Bundesjustizministerin Leutheusser- Schnarrenberger hat in einer Stellungnahme am 10. März 2010 den Vorschlag des Europäischen Parlaments zur Vereinfachung des europäischen Bilanzrechts begrüßt. Nach ihrer Einschätzung würde dies „…Deutschland ermöglichen, die Bilanzierung besonders kleiner Gesellschaften zu erleichtern, namentlich bei der GmbH und der GmbH & Co. KG...Wir wollen Spielräume für sinnvolle Erleichterungen“. Es bleibt somit abzuwarten, wie die Bundesregierung mit dieser angebotenen Option (es handelt sich dabei nicht um eine Verpflichtung) umgehen und die §§ 264 ff HGB zur Bilanzierung und Publizität gestalten wird.

Wie sieht der „Mindeststandard“ an Aufzeichnungen über den Geschäftsverkehr und die finanzielle Lage bei „micro entities“ zukünftig aus? Die schon heute vorhandenen Erleichterungen für kleine Kapitalgesellschaften dürfen nach Meinung der Credit Manager nicht noch weiter aufgeweicht werden. Zukünftig wird auch zu diskutieren sein, ob die avisierten kalkulatorischen Einsparungen durch EU-Bürokratieabbau nicht teuer „erkauft“ werden. Für Kreditentscheidungen sind Finanzinformationen von Unternehmen nicht substituierbar. Aus Sicht der Credit Manager ist der Verzicht auf Rechnungslegung und Offenlegung kein gangbarer Weg. Sie sind auf öffentlich verfügbare Informationen angewiesen und müssen – gerade unter Kostengesichtspunkten – in der Lage bleiben, im Tagesgeschäft schnelle und fundierte Kreditentscheidungen zu treffen.

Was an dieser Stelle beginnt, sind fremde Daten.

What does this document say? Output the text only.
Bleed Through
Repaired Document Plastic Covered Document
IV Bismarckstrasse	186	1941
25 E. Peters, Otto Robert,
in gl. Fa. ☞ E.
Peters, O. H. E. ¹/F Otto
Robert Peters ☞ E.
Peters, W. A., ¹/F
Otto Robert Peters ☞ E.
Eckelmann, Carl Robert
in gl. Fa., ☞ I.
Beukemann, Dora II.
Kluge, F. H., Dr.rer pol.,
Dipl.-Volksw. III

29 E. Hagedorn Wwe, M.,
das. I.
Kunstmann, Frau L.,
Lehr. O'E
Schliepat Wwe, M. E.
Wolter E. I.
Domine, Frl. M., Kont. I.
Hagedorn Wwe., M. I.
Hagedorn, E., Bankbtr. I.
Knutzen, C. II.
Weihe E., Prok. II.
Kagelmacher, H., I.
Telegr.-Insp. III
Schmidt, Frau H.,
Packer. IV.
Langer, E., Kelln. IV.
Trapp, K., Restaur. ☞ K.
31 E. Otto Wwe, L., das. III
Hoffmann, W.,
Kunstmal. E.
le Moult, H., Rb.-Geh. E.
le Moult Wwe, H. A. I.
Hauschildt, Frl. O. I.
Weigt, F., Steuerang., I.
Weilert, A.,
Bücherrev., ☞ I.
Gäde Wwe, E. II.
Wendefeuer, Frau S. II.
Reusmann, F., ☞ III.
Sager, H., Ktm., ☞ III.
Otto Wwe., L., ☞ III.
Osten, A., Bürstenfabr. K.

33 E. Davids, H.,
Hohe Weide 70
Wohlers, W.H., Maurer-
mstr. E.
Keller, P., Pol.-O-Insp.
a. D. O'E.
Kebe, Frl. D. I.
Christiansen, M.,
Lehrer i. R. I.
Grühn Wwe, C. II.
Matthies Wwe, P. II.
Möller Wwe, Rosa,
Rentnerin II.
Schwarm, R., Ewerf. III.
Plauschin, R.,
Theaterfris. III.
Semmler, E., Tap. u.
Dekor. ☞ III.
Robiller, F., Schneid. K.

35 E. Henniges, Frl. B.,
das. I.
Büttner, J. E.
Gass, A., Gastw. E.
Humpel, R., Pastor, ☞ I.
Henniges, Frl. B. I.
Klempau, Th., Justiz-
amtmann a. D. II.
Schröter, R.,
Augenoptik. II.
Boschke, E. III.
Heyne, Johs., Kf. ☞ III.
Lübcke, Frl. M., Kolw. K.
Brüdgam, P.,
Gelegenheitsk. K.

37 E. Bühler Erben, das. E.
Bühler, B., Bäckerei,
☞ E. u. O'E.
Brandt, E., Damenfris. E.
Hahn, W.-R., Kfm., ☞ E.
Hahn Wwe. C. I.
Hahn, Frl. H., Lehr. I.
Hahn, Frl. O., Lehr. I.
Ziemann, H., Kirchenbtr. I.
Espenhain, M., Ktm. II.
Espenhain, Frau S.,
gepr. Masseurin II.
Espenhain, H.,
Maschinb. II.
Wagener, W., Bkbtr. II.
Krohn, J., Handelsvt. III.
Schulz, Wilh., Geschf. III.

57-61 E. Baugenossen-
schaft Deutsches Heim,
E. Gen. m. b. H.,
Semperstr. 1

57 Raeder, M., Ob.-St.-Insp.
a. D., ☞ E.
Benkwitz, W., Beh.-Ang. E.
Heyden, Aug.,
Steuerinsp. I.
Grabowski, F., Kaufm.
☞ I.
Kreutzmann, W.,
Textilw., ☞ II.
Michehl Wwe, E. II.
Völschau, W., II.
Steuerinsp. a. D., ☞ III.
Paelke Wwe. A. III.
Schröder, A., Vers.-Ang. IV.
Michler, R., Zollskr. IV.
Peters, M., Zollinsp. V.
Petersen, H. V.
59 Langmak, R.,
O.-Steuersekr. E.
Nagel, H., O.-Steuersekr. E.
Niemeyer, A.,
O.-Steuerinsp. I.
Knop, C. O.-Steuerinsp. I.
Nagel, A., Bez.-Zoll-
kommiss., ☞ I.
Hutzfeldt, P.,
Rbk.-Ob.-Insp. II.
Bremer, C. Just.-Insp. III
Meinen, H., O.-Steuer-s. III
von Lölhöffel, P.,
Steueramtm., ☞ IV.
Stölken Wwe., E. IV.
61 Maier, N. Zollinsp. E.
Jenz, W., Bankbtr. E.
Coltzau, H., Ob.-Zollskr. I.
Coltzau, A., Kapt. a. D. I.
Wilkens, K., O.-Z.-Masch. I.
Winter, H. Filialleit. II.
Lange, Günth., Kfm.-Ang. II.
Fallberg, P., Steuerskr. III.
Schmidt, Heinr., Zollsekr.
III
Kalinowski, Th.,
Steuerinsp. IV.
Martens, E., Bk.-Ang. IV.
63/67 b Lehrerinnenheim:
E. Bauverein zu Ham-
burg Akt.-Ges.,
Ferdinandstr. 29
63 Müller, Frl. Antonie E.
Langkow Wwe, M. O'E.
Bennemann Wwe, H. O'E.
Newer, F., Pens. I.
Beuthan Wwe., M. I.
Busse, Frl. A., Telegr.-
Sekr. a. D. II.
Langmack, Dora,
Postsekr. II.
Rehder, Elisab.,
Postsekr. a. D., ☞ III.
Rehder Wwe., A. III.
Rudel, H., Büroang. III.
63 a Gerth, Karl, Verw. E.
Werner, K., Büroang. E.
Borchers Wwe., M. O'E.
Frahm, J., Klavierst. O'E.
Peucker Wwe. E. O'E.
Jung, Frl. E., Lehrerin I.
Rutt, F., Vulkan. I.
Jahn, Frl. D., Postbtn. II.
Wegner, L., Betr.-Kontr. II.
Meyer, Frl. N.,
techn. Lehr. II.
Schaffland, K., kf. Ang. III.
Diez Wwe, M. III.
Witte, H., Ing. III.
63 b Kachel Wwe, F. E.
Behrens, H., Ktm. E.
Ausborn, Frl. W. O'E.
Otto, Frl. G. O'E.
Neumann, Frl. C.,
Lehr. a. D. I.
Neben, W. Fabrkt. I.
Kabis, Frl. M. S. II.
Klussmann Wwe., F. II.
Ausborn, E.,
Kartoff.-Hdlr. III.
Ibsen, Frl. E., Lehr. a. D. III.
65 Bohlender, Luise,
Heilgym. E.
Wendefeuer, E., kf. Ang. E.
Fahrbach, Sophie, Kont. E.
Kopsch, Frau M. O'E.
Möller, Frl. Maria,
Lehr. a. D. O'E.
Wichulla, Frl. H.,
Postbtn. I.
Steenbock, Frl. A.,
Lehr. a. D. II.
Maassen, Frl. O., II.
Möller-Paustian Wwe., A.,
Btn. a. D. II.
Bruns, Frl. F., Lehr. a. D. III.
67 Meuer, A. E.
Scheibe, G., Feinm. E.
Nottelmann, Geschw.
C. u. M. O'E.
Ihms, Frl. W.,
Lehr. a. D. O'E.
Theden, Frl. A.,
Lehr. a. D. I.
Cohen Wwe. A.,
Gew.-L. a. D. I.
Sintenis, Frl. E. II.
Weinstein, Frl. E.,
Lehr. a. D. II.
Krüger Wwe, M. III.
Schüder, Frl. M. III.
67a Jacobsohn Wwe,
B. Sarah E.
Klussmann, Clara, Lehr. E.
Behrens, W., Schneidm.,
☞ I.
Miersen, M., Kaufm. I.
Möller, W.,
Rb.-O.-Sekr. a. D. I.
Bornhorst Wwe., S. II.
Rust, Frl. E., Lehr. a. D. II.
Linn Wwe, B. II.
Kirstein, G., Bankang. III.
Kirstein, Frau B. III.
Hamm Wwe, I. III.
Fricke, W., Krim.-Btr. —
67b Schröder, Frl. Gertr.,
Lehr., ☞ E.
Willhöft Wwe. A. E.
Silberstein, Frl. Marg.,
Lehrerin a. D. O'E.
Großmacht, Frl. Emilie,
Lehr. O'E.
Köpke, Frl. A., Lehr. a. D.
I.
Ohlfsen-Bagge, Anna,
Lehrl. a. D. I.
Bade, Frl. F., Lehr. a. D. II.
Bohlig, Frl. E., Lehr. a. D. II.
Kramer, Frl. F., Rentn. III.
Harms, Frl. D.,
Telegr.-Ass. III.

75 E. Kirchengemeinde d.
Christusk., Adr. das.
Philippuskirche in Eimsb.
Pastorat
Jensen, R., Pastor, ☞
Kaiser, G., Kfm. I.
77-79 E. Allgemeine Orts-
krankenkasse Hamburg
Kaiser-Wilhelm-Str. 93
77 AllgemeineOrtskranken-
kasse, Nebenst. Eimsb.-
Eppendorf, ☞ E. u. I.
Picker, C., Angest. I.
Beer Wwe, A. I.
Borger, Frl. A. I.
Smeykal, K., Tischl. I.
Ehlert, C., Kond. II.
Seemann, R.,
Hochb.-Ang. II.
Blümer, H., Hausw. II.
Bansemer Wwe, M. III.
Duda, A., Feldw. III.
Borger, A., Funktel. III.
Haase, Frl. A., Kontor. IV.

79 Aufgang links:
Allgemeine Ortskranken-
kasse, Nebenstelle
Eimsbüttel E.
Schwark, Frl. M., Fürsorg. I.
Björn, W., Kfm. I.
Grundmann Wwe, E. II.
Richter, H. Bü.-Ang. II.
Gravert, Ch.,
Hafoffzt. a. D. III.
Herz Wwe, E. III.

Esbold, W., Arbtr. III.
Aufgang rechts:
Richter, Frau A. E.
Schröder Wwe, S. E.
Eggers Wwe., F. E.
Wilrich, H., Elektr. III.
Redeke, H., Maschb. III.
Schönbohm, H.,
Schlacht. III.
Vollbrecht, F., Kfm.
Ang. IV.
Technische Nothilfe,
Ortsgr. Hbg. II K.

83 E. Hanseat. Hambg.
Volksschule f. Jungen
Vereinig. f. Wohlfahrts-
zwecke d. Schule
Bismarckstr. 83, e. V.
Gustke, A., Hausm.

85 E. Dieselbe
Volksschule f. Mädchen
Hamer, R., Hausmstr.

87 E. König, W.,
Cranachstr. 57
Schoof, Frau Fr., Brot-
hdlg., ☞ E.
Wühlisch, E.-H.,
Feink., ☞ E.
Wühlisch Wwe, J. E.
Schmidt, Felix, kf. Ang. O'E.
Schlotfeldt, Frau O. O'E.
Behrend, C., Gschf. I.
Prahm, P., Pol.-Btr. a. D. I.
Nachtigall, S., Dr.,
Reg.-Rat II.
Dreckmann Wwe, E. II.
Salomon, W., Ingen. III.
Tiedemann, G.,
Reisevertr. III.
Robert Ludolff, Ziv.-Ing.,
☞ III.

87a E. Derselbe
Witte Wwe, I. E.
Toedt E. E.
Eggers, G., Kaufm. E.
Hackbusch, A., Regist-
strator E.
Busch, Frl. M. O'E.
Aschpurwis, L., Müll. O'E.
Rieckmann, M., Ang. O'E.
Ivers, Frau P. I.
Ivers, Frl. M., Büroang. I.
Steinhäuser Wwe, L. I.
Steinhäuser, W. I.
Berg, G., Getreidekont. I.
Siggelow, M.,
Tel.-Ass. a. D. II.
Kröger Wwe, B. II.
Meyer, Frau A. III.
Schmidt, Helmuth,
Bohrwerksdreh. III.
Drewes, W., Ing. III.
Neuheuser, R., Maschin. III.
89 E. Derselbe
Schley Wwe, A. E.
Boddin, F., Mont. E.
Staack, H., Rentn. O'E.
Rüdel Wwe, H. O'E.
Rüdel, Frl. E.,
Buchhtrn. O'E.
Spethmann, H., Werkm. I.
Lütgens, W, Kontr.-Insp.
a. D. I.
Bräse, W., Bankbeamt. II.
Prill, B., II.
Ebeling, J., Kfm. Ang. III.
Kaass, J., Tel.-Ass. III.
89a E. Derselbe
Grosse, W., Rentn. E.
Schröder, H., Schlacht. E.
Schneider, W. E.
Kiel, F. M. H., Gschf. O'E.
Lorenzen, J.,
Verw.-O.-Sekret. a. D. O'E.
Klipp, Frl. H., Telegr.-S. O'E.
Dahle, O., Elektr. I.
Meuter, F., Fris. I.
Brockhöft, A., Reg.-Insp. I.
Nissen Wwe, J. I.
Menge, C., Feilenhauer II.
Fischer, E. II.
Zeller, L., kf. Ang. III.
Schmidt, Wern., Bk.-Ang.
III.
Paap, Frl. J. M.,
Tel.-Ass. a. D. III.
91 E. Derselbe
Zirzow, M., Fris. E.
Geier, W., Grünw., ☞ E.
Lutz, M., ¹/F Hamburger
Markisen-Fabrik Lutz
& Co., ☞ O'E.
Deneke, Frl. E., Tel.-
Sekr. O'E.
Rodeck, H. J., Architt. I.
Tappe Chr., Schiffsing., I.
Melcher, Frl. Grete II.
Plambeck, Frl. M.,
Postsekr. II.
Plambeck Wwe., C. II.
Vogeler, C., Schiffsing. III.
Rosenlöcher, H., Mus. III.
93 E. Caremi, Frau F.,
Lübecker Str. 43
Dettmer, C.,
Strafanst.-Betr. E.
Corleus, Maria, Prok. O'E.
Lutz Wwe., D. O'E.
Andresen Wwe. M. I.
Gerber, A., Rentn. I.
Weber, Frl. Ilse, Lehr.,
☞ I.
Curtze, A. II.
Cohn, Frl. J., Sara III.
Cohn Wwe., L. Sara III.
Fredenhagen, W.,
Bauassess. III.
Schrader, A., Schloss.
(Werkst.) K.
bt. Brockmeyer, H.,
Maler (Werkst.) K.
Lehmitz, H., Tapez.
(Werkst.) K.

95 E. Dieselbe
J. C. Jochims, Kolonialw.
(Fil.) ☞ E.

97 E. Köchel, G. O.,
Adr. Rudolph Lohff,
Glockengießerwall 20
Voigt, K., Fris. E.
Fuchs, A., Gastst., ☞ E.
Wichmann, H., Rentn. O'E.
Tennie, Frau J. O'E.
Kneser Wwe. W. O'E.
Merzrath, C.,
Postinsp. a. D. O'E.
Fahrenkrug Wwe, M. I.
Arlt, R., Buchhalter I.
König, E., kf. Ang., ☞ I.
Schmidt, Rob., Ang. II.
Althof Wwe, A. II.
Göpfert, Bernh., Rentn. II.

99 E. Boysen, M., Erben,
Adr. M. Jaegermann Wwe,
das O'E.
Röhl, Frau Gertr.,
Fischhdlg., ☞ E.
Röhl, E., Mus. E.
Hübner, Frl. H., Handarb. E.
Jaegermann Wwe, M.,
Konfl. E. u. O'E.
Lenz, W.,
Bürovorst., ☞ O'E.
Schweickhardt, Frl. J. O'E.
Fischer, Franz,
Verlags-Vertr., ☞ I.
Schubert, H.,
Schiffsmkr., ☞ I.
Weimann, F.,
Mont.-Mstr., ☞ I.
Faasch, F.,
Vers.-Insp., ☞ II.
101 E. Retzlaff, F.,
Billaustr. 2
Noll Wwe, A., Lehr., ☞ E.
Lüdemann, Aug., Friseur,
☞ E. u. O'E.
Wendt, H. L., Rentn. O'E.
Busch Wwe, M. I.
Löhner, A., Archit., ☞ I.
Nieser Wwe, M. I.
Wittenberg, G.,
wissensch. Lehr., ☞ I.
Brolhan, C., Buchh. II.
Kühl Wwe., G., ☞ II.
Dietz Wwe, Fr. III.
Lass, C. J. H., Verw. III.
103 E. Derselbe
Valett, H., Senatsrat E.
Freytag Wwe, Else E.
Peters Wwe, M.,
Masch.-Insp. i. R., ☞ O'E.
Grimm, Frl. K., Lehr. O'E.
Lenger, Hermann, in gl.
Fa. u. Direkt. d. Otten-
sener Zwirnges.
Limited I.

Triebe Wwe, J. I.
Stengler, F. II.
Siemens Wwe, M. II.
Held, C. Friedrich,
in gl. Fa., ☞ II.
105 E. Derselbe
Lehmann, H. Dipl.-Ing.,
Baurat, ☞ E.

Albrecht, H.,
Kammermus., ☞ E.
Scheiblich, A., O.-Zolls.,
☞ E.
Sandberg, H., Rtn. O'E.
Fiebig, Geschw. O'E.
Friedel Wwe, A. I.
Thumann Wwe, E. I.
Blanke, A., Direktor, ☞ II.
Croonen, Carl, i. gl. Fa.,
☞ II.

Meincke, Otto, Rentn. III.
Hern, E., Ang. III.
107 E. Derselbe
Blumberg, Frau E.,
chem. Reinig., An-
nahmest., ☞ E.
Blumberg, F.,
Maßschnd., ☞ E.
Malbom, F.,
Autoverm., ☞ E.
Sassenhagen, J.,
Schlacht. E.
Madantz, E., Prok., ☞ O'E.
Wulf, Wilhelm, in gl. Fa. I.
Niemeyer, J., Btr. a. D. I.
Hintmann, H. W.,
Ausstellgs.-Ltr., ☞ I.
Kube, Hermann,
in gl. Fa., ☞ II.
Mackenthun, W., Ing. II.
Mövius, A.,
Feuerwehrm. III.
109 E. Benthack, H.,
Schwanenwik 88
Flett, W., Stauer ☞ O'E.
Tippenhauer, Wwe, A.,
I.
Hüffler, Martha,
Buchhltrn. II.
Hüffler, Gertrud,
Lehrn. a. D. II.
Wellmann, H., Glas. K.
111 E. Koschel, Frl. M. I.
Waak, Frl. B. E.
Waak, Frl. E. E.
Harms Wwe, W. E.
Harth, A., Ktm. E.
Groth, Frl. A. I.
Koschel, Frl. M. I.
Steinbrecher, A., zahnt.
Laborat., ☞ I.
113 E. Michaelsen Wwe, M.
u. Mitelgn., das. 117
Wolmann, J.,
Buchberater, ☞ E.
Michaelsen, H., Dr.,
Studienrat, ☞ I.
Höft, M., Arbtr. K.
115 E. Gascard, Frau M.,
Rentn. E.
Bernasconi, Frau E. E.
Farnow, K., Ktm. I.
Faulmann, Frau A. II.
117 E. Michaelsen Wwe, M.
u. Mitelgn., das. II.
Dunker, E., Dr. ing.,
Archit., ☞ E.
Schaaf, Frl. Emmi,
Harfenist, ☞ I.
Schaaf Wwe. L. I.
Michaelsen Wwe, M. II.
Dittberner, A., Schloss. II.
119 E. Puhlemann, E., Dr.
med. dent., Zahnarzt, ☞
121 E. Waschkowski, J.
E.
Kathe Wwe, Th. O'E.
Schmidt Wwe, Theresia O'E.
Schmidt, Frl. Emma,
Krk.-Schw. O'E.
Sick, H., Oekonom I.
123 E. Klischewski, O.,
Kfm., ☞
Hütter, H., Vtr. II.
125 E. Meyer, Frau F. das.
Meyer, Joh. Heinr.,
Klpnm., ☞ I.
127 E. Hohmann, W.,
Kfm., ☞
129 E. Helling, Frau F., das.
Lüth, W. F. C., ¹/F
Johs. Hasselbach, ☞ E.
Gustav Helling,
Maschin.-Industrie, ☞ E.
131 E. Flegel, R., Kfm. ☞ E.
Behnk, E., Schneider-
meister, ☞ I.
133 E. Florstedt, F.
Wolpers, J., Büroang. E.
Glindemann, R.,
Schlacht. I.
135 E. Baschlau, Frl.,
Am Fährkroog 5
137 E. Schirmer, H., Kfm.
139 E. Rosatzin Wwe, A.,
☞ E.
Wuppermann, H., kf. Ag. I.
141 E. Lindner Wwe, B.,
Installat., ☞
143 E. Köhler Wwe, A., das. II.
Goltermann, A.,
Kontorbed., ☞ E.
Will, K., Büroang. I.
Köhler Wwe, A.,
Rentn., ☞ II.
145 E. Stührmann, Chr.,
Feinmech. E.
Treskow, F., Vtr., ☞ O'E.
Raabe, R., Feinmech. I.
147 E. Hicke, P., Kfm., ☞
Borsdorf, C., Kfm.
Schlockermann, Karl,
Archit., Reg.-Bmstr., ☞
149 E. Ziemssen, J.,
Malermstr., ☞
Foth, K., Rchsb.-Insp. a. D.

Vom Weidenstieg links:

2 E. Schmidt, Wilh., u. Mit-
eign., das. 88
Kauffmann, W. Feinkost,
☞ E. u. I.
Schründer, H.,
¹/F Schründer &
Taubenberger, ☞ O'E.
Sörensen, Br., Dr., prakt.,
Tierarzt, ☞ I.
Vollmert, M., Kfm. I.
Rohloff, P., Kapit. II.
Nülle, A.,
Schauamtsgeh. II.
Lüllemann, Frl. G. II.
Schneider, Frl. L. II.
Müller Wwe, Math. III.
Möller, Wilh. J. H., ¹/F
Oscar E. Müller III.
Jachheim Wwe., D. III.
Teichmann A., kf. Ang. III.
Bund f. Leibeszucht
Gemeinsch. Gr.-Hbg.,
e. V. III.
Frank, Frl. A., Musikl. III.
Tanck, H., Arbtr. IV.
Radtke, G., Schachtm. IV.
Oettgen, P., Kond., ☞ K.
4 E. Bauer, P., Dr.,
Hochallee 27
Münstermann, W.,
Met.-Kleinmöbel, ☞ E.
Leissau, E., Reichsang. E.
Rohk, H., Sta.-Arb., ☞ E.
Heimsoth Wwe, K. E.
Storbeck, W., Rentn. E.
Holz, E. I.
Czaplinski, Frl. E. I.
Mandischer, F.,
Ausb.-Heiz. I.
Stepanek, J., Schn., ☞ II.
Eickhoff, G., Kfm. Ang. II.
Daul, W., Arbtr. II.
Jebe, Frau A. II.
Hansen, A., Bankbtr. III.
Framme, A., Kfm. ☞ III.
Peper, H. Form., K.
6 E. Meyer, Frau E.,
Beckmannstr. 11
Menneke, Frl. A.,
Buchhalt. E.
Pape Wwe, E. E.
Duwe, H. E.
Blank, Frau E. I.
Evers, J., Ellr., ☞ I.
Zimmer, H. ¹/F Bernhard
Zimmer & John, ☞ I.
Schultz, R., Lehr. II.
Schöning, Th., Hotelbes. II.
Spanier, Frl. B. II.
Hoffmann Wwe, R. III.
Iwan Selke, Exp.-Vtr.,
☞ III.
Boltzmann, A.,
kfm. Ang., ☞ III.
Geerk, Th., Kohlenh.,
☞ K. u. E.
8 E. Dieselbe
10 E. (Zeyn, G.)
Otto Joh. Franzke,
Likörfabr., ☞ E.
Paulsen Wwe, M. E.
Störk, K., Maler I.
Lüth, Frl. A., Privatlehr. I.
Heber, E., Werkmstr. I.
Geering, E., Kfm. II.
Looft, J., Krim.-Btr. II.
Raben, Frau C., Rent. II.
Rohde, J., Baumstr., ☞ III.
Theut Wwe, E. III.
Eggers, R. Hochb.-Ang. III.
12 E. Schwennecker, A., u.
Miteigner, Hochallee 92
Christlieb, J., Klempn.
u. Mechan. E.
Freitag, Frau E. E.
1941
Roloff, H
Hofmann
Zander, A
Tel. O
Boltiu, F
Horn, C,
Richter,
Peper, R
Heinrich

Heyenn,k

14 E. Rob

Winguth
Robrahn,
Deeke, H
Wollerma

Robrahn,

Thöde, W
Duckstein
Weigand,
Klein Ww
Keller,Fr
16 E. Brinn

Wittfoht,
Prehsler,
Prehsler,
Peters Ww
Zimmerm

Aus Sicht der Kredit suchenden Unternehmen dürfte ein Verzicht auf Rechnungslegung ebenfalls nicht empfehlenswert sein, denn der lebenswichtige Lieferantenkredit wird in diesem Fall nur noch zurückhaltend fließen! Eine Absicherung durch Kreditversicherungen würde deutlich erschwert und das Factoring von Forderungen unmöglich werden.